Appendix 2. Weight of evidence allocation criteria and overall determination

Weight of evidence allocation criteria: Poor

• Evidence allocation criteria
  • Criteria: Data not considered reliable and there is no alternative;
    • There are inconsistencies that cannot be avoided
    • There is low relevance (for example, use of a surrogate organism which is not closely related or shares only a few characteristics with target organisms)
  • Interpretation criteria: Source would be a target for future data collection.
• Overall weight of evidence determination
  • Description: Further research very likely to have an impact on the confidence of the information and likely to change the assessment conclusions.
  • Relationship with Uncertainty Analysis: Uncertainty Analysis targets the lowest weight of evidence data areas and demonstrates conclusions will change in multiple instances of reasonable adjustment of information.

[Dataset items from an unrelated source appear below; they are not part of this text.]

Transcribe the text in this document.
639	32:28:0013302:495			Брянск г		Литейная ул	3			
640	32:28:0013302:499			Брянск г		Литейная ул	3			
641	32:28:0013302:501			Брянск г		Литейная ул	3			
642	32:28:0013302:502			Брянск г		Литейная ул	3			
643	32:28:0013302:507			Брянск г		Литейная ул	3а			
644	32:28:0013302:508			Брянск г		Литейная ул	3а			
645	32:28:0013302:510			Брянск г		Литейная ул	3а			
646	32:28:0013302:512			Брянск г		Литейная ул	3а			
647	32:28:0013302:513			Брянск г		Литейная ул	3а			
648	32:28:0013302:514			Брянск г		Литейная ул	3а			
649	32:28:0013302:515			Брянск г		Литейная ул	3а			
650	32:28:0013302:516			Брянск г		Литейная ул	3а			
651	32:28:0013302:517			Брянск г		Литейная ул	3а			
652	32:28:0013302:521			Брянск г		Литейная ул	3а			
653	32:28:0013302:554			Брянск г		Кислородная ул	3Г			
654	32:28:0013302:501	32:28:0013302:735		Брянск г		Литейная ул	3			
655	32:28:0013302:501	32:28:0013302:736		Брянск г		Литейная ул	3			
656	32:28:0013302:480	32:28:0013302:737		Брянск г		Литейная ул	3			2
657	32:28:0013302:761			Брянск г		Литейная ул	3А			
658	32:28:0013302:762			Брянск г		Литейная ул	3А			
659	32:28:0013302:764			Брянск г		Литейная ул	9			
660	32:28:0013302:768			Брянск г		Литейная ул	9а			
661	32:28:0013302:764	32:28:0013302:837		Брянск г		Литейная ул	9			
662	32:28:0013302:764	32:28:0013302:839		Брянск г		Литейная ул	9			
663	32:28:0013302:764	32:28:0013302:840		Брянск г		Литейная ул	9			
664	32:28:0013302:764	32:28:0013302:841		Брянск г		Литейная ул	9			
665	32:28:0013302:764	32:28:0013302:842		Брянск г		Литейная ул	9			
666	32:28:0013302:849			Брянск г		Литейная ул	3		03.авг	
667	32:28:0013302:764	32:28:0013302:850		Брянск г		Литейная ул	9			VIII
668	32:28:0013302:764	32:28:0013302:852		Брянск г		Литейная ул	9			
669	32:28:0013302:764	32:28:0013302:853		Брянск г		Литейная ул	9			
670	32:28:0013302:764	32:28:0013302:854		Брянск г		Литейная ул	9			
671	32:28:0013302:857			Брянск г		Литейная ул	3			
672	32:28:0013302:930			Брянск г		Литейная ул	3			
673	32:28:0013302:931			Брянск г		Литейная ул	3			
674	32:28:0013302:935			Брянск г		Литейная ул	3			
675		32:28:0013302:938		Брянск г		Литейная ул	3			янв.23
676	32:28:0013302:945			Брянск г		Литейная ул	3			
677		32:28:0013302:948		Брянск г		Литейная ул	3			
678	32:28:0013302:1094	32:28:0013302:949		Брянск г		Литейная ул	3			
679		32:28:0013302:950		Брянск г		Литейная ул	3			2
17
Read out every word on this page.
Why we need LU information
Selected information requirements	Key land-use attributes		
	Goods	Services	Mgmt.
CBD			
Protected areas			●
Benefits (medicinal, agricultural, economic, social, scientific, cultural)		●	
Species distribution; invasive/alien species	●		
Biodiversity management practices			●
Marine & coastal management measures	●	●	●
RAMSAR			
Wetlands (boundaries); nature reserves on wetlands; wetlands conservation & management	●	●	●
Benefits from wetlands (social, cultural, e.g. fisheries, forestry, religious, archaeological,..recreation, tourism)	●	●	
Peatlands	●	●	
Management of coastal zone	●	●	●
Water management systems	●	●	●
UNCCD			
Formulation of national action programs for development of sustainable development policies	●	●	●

Weight of evidence allocation criteria: Satisfactory

• Evidence allocation criteria
  • Criteria: Data not considered reliable and there is no alternative; Data is considered non-ideal but can be acceptable with disclosure of uncertainties
    • Surrogate data has been used to fill information or data gaps
  • Interpretation criteria: Additional data collection would be beneficial if sources categorized with “poor” have been addressed.
• Overall weight of evidence determination
  • Description: Further research likely to have an impact on the confidence of information and may change the assessment conclusions.
  • Relationship with Uncertainty Analysis: Uncertainty Analysis targets the lowest weight of evidence data areas and demonstrates conclusions may change in some instances of reasonable adjustment of information.

Weight of evidence allocation criteria: Good

• Evidence allocation criteria
  • Criteria: Data are considered reliable
    • There is no need for a surrogate organism
    • Gaps in the data are few to none
    • Relevant
    • Consistent across lines of evidence (if applicable)
  • Interpretation criteria: Not a priority for future consideration as additional data would not improve the parameter estimate
• Overall weight of evidence determination
  • Description: Further research unlikely to change confidence in the conclusions of the assessment.
  • Relationship with Uncertainty Analysis: Uncertainty Analysis targets the lowest weight of evidence data areas and demonstrates conclusions are robust to reasonable adjustment of information.